If the mob drops loot it’ll go into your inventory. Don’t bother trying to click on the corpse. As far as I can tell that does nothing (maybe later you might be able to harvest from it?).

Once you’ve killed your requisite # of mobs a glowy spire will appear next to you. Interact with that (Main Menu, top choice) to reap the rewards of the levequest and teleport you back to camp.

OK you’re done here, time to run back to the city, to the adventurer’s guild. Your contact will tell you about actions. Yup, you weren’t paying attention but you earned some new skills.

Setting up skills is obtuse as hell.

1) Open the main menu, then Actions & Traits
2) On the right panel you’ll see an empty dropdown menu. Drop it down to reveal Sword, or Axe, or Bow, or whatever your weapon is.
3) Choose that weapon and you’ll see you’ve got 2 or 3 new skills that aren’t slotted
4) On the left side, click on the box next to your default skill. We’re going to bind a skill to the 2 key, that’s the second box
5) Now click the skill you want to bind over on the right side.
6) A pop-up window appeared, outside of the Actions & Traits panel. Awkward! Click “Equip in Main Hand” to bind the skill to the 2 key

Well, unless you have a shield skill or something, then I guess you’d equip it in your off hand.

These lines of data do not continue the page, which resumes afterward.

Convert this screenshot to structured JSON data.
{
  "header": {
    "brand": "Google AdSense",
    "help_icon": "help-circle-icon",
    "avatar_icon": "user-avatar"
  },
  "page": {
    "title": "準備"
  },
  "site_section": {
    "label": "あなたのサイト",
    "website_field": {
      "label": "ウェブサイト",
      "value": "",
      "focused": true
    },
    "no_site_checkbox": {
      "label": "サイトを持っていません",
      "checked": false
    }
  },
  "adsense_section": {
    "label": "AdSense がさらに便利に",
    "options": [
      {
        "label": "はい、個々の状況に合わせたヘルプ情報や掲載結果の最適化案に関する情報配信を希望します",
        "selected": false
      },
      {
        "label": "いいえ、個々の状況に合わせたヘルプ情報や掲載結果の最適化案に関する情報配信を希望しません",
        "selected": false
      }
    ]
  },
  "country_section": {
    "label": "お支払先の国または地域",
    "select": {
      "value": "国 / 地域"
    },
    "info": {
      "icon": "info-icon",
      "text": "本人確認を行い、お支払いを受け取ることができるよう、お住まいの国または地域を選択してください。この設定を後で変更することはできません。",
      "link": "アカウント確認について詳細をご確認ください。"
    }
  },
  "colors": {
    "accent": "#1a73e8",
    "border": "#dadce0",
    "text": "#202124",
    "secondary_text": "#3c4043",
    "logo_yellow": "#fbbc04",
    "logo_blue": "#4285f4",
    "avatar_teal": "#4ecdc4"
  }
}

Now talk to your Adventurer’s Guild contact, and s/he start you on a series of quests to explore the city.

I guess that’s enough for today. Hope this helps you get started and helps you avoid some of the frustrations that you might encounter.

Note: Final Fantasy XIV is not going to be for everybody. In fact, it isn’t going to be for most people. If you tried it and hated it, that’s fine, but don’t post a comment here. I’ll remove it if you do. There’re plenty of places on the web to bitch about how much FF XIV sucks.

I’m trying to put together a place where people (like me) who are enjoying the game, or are willing to give something different a try, can come and get a bit of help and/or ask questions. I don’t mean to come across as an ass but, well, I just want this to stay on topic, and the topic is helping other fans of the game learn to play.